In December, 1847, appeared the works of Ellis and Acton Bell. The Christmas of that year found the three sisters noted in the world of authors — Currer Bell, famous. Not often can so much be recorded of a family. Branwell seems to have been considerably elated by their success, and the festivities of the season were indulged in by him to his injury. His feeble health was soon affected by things that would have had little influence upon ordinarily strong men, and he suffered the consequences. On the 11th of January, 1848, Charlotte writes: — ‘We have not been very comfortable here at home lately. Branwell has, by some means, continued to get more money from the old quarter, and has led us a sad life…. Papa is harassed day and night; we have little peace; he is always sick; has two or three times fallen down in fits; what will be the ultimate end, God knows. But who is without their drawback, their scourge, their skeleton behind the curtain? It remains only to do one’s best, and endure with patience what God sends.’ In this month the second edition of ‘Jane Eyre’ appeared.

It must have been in reference to this period that Mrs. Gaskell has said it might well have happened that Branwell had shot his father. But the statement is an exaggeration; and, indeed, I have been told, both by Martha Brown and Nancy Wainwright, that Branwell was not nearly so bad as Mrs. Gaskell has made him appear. ‘If he had wanted to shoot his father,’ says my informant, ‘he could easily have done it, for there were loaded guns and pistols hung over the bed-room door constantly.’ She relates that, on one occasion, she was occupied in tidying up the bed-room, and had just taken down the fire-arms to dust, when Mr. Brontë entered the room in great consternation, forbidding her, at any time thenceforth, on any account whatever, to meddle with them, for they were loaded even then, and might have been accidentally discharged to her own danger. He again hung up the arms himself. Mr. Brontë carried on this singular practice, and could not be induced to discontinue it; and, as the reader is aware, Branwell and his father occupied this bed-room.

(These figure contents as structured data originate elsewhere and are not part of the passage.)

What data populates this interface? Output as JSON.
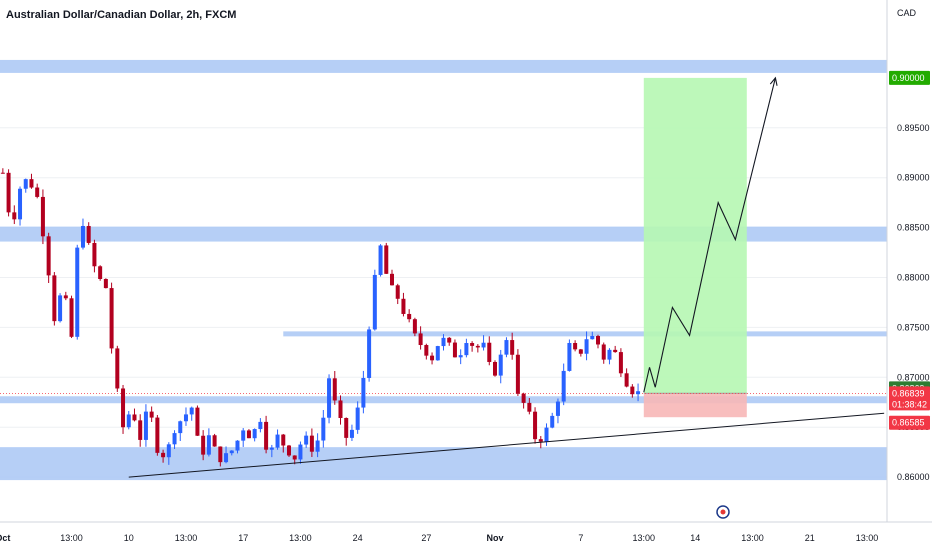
{
  "title": "Australian Dollar/Canadian Dollar, 2h, FXCM",
  "currency": "CAD",
  "colors": {
    "up": "#2962ff",
    "down": "#b2001f",
    "zone": "#a9c7f5",
    "target": "#b6f7b3",
    "stop": "#f7b7b7",
    "target_label": "#22ab00",
    "current_label": "#2e7d32",
    "stop_label": "#f23645",
    "grid": "#eef0f3"
  },
  "chart_data": {
    "type": "candlestick",
    "title": "Australian Dollar/Canadian Dollar, 2h, FXCM",
    "ylim": [
      0.8555,
      0.9048
    ],
    "y_ticks": [
      "0.86000",
      "0.86500",
      "0.87000",
      "0.87500",
      "0.88000",
      "0.88500",
      "0.89000",
      "0.89500"
    ],
    "x_ticks": [
      "Oct",
      "13:00",
      "10",
      "13:00",
      "17",
      "13:00",
      "24",
      "27",
      "Nov",
      "7",
      "13:00",
      "14",
      "13:00",
      "21",
      "13:00"
    ],
    "x_tick_index": [
      0,
      12,
      22,
      32,
      42,
      52,
      62,
      74,
      86,
      101,
      112,
      121,
      131,
      141,
      151
    ],
    "n_slots": 155,
    "price_path": [
      0.8905,
      0.885,
      0.889,
      0.89,
      0.888,
      0.883,
      0.876,
      0.879,
      0.874,
      0.887,
      0.883,
      0.88,
      0.879,
      0.87,
      0.865,
      0.867,
      0.864,
      0.867,
      0.863,
      0.862,
      0.865,
      0.866,
      0.867,
      0.862,
      0.864,
      0.862,
      0.862,
      0.863,
      0.865,
      0.864,
      0.866,
      0.862,
      0.864,
      0.863,
      0.862,
      0.864,
      0.863,
      0.864,
      0.87,
      0.866,
      0.864,
      0.865,
      0.87,
      0.878,
      0.883,
      0.879,
      0.878,
      0.876,
      0.874,
      0.873,
      0.872,
      0.874,
      0.873,
      0.872,
      0.874,
      0.873,
      0.873,
      0.87,
      0.872,
      0.875,
      0.868,
      0.867,
      0.864,
      0.864,
      0.866,
      0.869,
      0.873,
      0.872,
      0.874,
      0.874,
      0.872,
      0.873,
      0.871,
      0.869,
      0.8684
    ],
    "candle_count": 112,
    "last_price": "0.86839",
    "countdown": "01:38:42",
    "current_price": "0.86869",
    "target_price": "0.90000",
    "stop_price": "0.86585",
    "zones": [
      {
        "low": 0.9005,
        "high": 0.9018
      },
      {
        "low": 0.8836,
        "high": 0.8851
      },
      {
        "low": 0.8741,
        "high": 0.8746
      },
      {
        "low": 0.8674,
        "high": 0.8681
      },
      {
        "low": 0.8597,
        "high": 0.863
      }
    ],
    "trendline": [
      [
        22,
        0.86
      ],
      [
        154,
        0.8664
      ]
    ],
    "position": {
      "entry": 0.8684,
      "target": 0.9,
      "stop": 0.866,
      "start_index": 112,
      "end_index": 130
    },
    "projection": [
      [
        112,
        0.8685
      ],
      [
        113,
        0.871
      ],
      [
        114,
        0.869
      ],
      [
        117,
        0.877
      ],
      [
        120,
        0.8742
      ],
      [
        125,
        0.8875
      ],
      [
        128,
        0.8838
      ],
      [
        135,
        0.9
      ]
    ]
  }
}
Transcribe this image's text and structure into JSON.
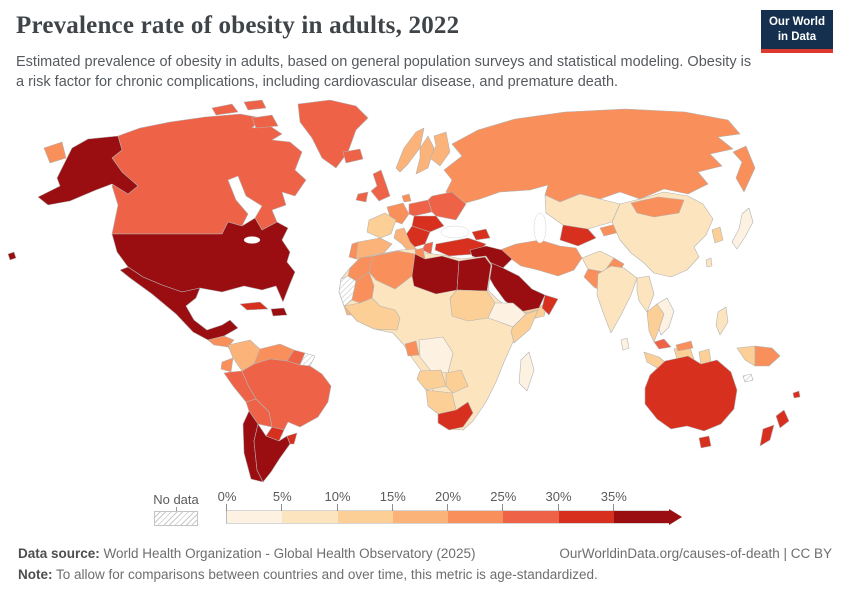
{
  "header": {
    "title": "Prevalence rate of obesity in adults, 2022",
    "subtitle": "Estimated prevalence of obesity in adults, based on general population surveys and statistical modeling. Obesity is a risk factor for chronic complications, including cardiovascular disease, and premature death.",
    "logo_line1": "Our World",
    "logo_line2": "in Data",
    "logo_colors": {
      "background": "#15304F",
      "underline": "#DC3A2F"
    }
  },
  "legend": {
    "no_data_label": "No data",
    "labels": [
      "0%",
      "5%",
      "10%",
      "15%",
      "20%",
      "25%",
      "30%",
      "35%"
    ]
  },
  "footer": {
    "source_label": "Data source:",
    "source_text": " World Health Organization - Global Health Observatory (2025)",
    "link_text": "OurWorldinData.org/causes-of-death | CC BY",
    "note_label": "Note:",
    "note_text": " To allow for comparisons between countries and over time, this metric is age-standardized."
  },
  "chart_data": {
    "type": "choropleth",
    "title": "Prevalence rate of obesity in adults, 2022",
    "unit": "%",
    "legend_position": "bottom",
    "bin_edges_percent": [
      0,
      5,
      10,
      15,
      20,
      25,
      30,
      35
    ],
    "bin_ranges": [
      "0-5%",
      "5-10%",
      "10-15%",
      "15-20%",
      "20-25%",
      "25-30%",
      "30-35%",
      "35%+"
    ],
    "bin_colors": [
      "#FDF1E1",
      "#FCE4BF",
      "#FBCF95",
      "#FBB379",
      "#F98F5A",
      "#EE6347",
      "#D7301F",
      "#9A0D11"
    ],
    "no_data_style": "white-gray-hatch",
    "regions": {
      "usa": 7,
      "canada": 5,
      "greenland": 5,
      "mexico": 7,
      "guatemala": 4,
      "central-america": 5,
      "cuba": 6,
      "hispaniola": 7,
      "colombia": 3,
      "venezuela": 4,
      "guyana": 5,
      "suriname": "nodata",
      "ecuador": 4,
      "peru": 5,
      "brazil": 5,
      "bolivia": 5,
      "paraguay": 6,
      "uruguay": 6,
      "argentina": 7,
      "chile": 7,
      "iceland": 5,
      "ireland": 5,
      "united-kingdom": 5,
      "portugal": 4,
      "spain": 3,
      "france": 2,
      "germany": 4,
      "denmark": 4,
      "norway": 3,
      "sweden": 3,
      "finland": 3,
      "poland": 5,
      "eastern-europe": 5,
      "romania-hungary": 6,
      "balkans": 6,
      "italy": 3,
      "greece": 5,
      "turkey": 6,
      "caucasus": 6,
      "russia": 4,
      "kazakhstan": 1,
      "uzbekistan-turkmenistan": 6,
      "kyrgyzstan-tajikistan": 4,
      "iran": 4,
      "afghanistan": 1,
      "pakistan": 4,
      "syria-iraq": 7,
      "saudi-arabia": 7,
      "yemen": 2,
      "oman": 6,
      "morocco": 4,
      "western-sahara": "nodata",
      "mauritania": 4,
      "senegal": 3,
      "west-africa": 2,
      "algeria": 4,
      "tunisia": 4,
      "libya": 7,
      "egypt": 7,
      "sudan": 2,
      "africa-interior": 1,
      "gabon": 4,
      "dr-congo": 0,
      "ethiopia": 0,
      "somalia": 2,
      "angola": 2,
      "zambia-zimbabwe": 2,
      "namibia-botswana": 2,
      "south-africa": 6,
      "madagascar": 0,
      "china": 1,
      "mongolia": 4,
      "india": 1,
      "sri-lanka": 0,
      "myanmar": 1,
      "thailand": 2,
      "vietnam": 0,
      "malaysia": 5,
      "malaysia-borneo": 4,
      "indonesia": 2,
      "philippines": 1,
      "korea": 2,
      "japan": 0,
      "taiwan": 1,
      "papua-indonesia": 2,
      "papua-new-guinea": 4,
      "australia": 6,
      "new-zealand": 6,
      "fiji": 6,
      "new-caledonia": "nodata"
    }
  }
}
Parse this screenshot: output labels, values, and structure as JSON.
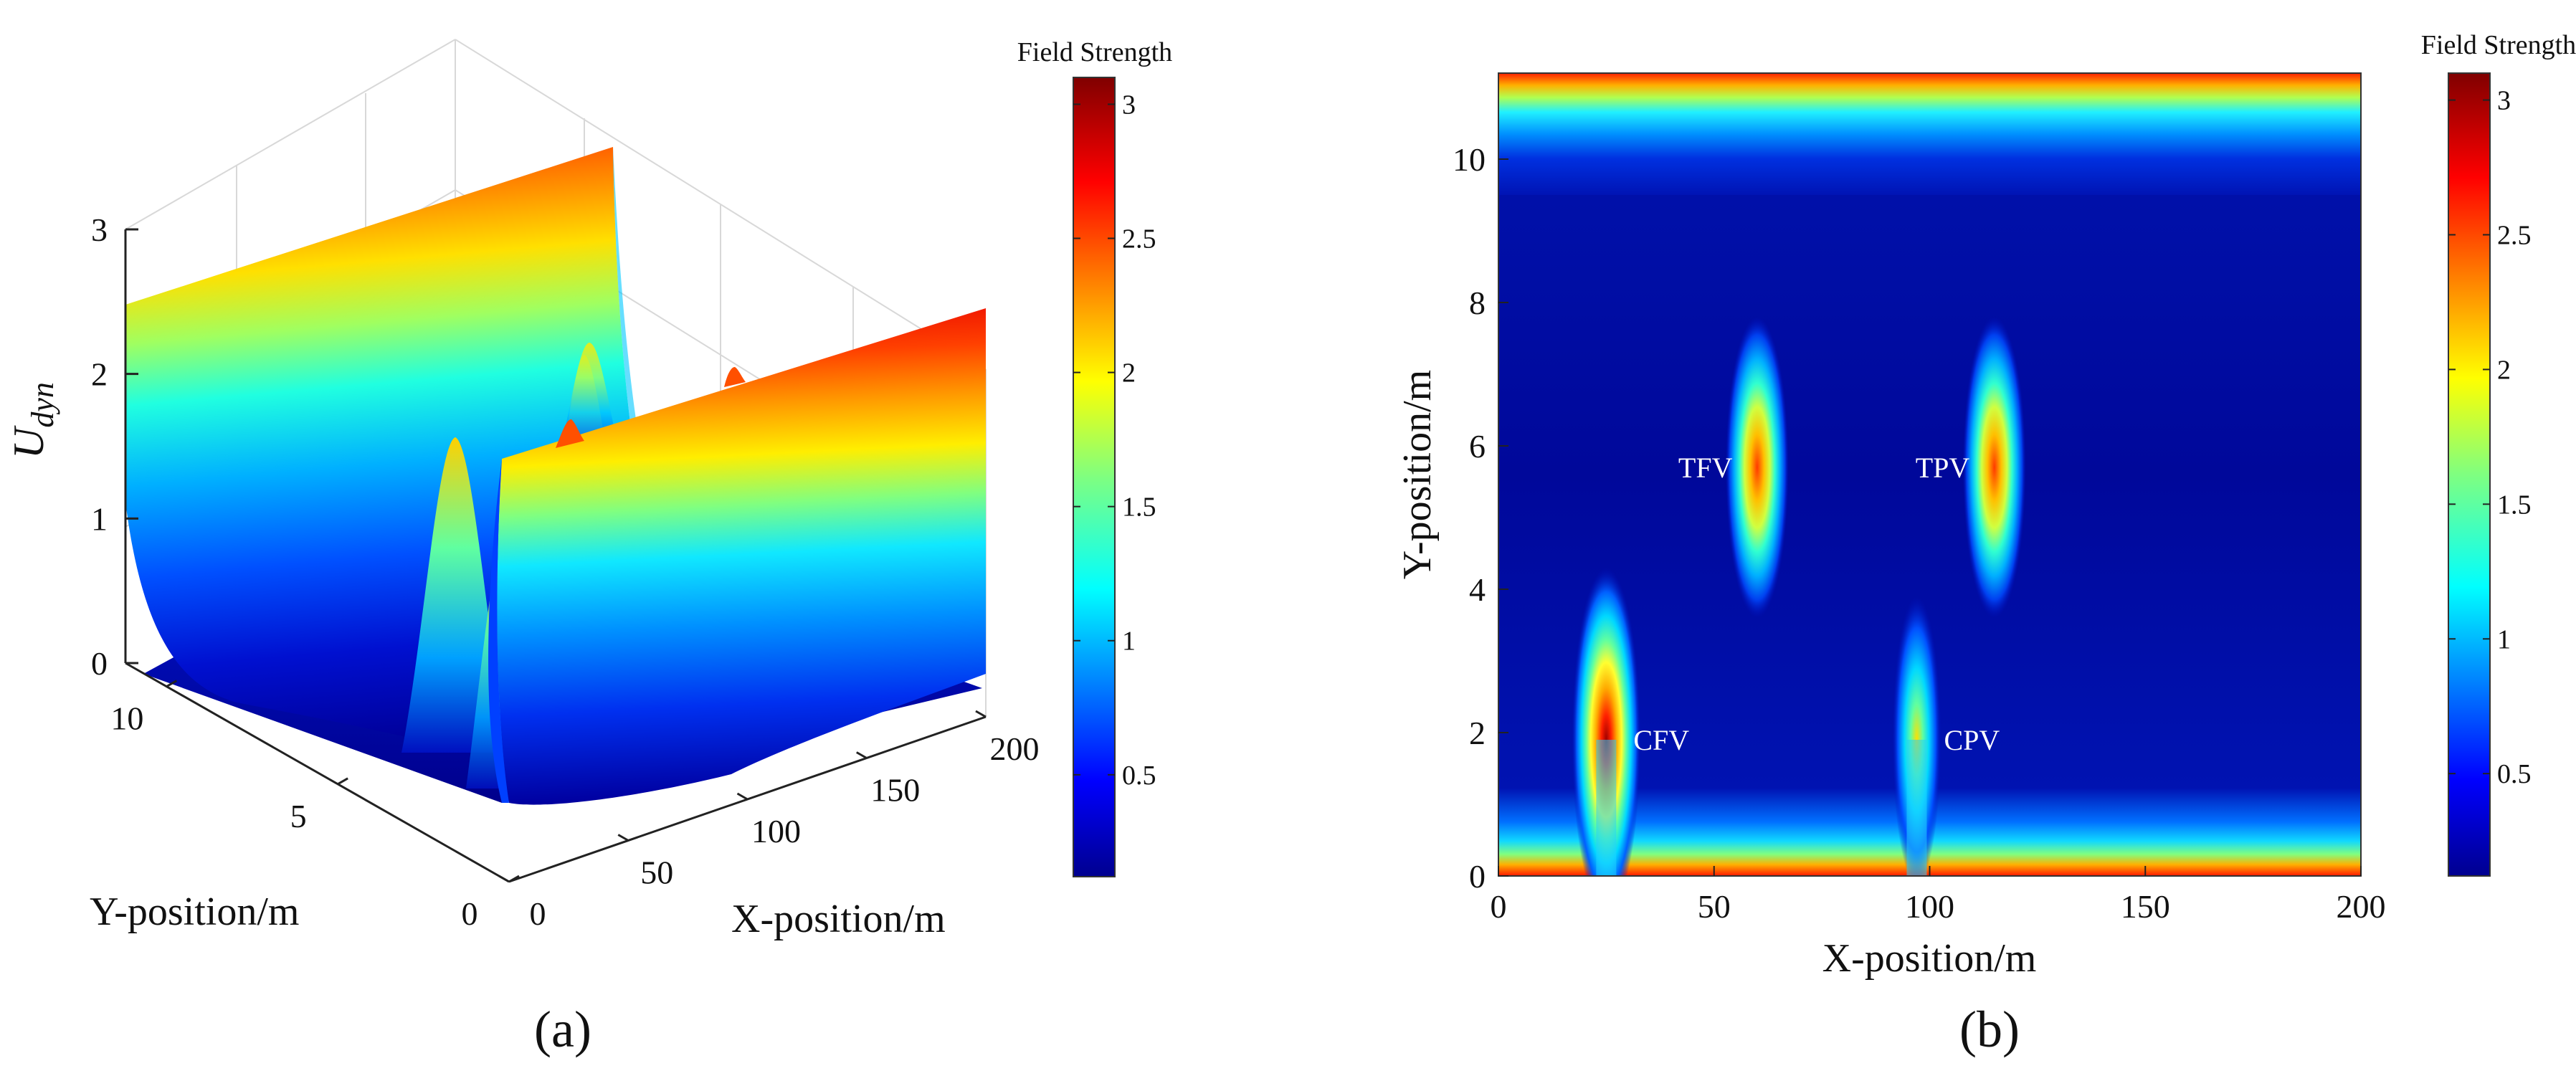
{
  "figure": {
    "panel_a_label": "(a)",
    "panel_b_label": "(b)"
  },
  "chart_data": [
    {
      "type": "surface3d",
      "panel": "(a)",
      "title": "",
      "colorbar_title": "Field Strength",
      "xlabel": "X-position/m",
      "ylabel": "Y-position/m",
      "zlabel_main": "U",
      "zlabel_sub": "dyn",
      "xlim": [
        0,
        200
      ],
      "ylim": [
        0,
        11.2
      ],
      "zlim": [
        0,
        3
      ],
      "x_ticks": [
        "0",
        "50",
        "100",
        "150",
        "200"
      ],
      "y_ticks": [
        "0",
        "5",
        "10"
      ],
      "z_ticks": [
        "0",
        "1",
        "2",
        "3"
      ],
      "colorbar_range": [
        0.12,
        3.1
      ],
      "colorbar_ticks": [
        "0.5",
        "1",
        "1.5",
        "2",
        "2.5",
        "3"
      ],
      "colorbar_tick_values": [
        0.5,
        1,
        1.5,
        2,
        2.5,
        3
      ],
      "colormap": "jet",
      "ridges": [
        {
          "name": "boundary y=11.2",
          "y": 11.2,
          "peak": 3.1
        },
        {
          "name": "boundary y=0",
          "y": 0,
          "peak": 3.1
        }
      ],
      "peaks": [
        {
          "x": 25,
          "y": 2,
          "value": 2.9
        },
        {
          "x": 60,
          "y": 5.7,
          "value": 2.25
        },
        {
          "x": 97,
          "y": 2,
          "value": 2.0
        },
        {
          "x": 115,
          "y": 5.7,
          "value": 2.25
        }
      ]
    },
    {
      "type": "heatmap",
      "panel": "(b)",
      "title": "",
      "colorbar_title": "Field Strength",
      "xlabel": "X-position/m",
      "ylabel": "Y-position/m",
      "xlim": [
        0,
        200
      ],
      "ylim": [
        0,
        11.2
      ],
      "x_ticks": [
        0,
        50,
        100,
        150,
        200
      ],
      "y_ticks": [
        0,
        2,
        4,
        6,
        8,
        10
      ],
      "colorbar_range": [
        0.12,
        3.1
      ],
      "colorbar_ticks": [
        "0.5",
        "1",
        "1.5",
        "2",
        "2.5",
        "3"
      ],
      "colorbar_tick_values": [
        0.5,
        1,
        1.5,
        2,
        2.5,
        3
      ],
      "colormap": "jet",
      "background_value": 0.12,
      "boundary_rows": [
        {
          "y": 0,
          "value": 3.1
        },
        {
          "y": 11.2,
          "value": 3.1
        }
      ],
      "hotspots": [
        {
          "label": "CFV",
          "x": 25,
          "y": 1.9,
          "value": 2.9
        },
        {
          "label": "TFV",
          "x": 60,
          "y": 5.7,
          "value": 2.2
        },
        {
          "label": "CPV",
          "x": 97,
          "y": 1.9,
          "value": 1.6
        },
        {
          "label": "TPV",
          "x": 115,
          "y": 5.7,
          "value": 2.4
        }
      ]
    }
  ]
}
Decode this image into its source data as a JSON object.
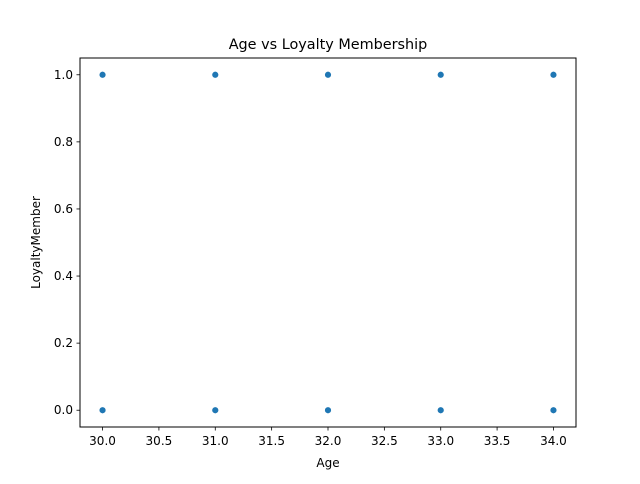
{
  "chart_data": {
    "type": "scatter",
    "title": "Age vs Loyalty Membership",
    "xlabel": "Age",
    "ylabel": "LoyaltyMember",
    "xlim": [
      29.8,
      34.2
    ],
    "ylim": [
      -0.05,
      1.05
    ],
    "xticks": [
      30.0,
      30.5,
      31.0,
      31.5,
      32.0,
      32.5,
      33.0,
      33.5,
      34.0
    ],
    "yticks": [
      0.0,
      0.2,
      0.4,
      0.6,
      0.8,
      1.0
    ],
    "xtick_labels": [
      "30.0",
      "30.5",
      "31.0",
      "31.5",
      "32.0",
      "32.5",
      "33.0",
      "33.5",
      "34.0"
    ],
    "ytick_labels": [
      "0.0",
      "0.2",
      "0.4",
      "0.6",
      "0.8",
      "1.0"
    ],
    "grid": false,
    "marker_color": "#1f77b4",
    "series": [
      {
        "points": [
          {
            "x": 30,
            "y": 0
          },
          {
            "x": 30,
            "y": 1
          },
          {
            "x": 31,
            "y": 0
          },
          {
            "x": 31,
            "y": 1
          },
          {
            "x": 32,
            "y": 0
          },
          {
            "x": 32,
            "y": 1
          },
          {
            "x": 33,
            "y": 0
          },
          {
            "x": 33,
            "y": 1
          },
          {
            "x": 34,
            "y": 0
          },
          {
            "x": 34,
            "y": 1
          }
        ]
      }
    ]
  }
}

Branwell himself was very conscious of his failings at this time, and somewhat ashamed of them. He writes to Leyland during the January of 1848: ‘I was
really
far enough from well when I saw you last week at Halifax; and, if you should happen to see Mrs. —
 
— of —
 
— , you would greatly oblige me by telling her that I consider her conduct towards me as most kind and motherly, and that, if I did anything during temporary illness, to offend her, I deeply regret it, and beg her to take my regret as my apology till I see her again; which I trust will be ere long.’ He continues, speaking in general terms of his literary work, and his poems, mentioning especially the poem of ‘Caroline,’ which he had written a long time before, and concludes by promising a longer letter later on.

There is prefixed to this letter a drawing, one of the strangest that Branwell ever made, — which he advises his friend to destroy, — a portrait of himself, head and shoulders, vigorously executed with the pen, and an admirable likeness too, in profile, grave and thoughtful, wearing his spectacles, but a portrait of Branwell in what a plight! For, just as the martyrs of old are represented with the knife planted in their breast, and the rope placed round their neck, so has Branwell pictured himself, with the halter about his throat, in the morbid martyrdom of his feverish imagination.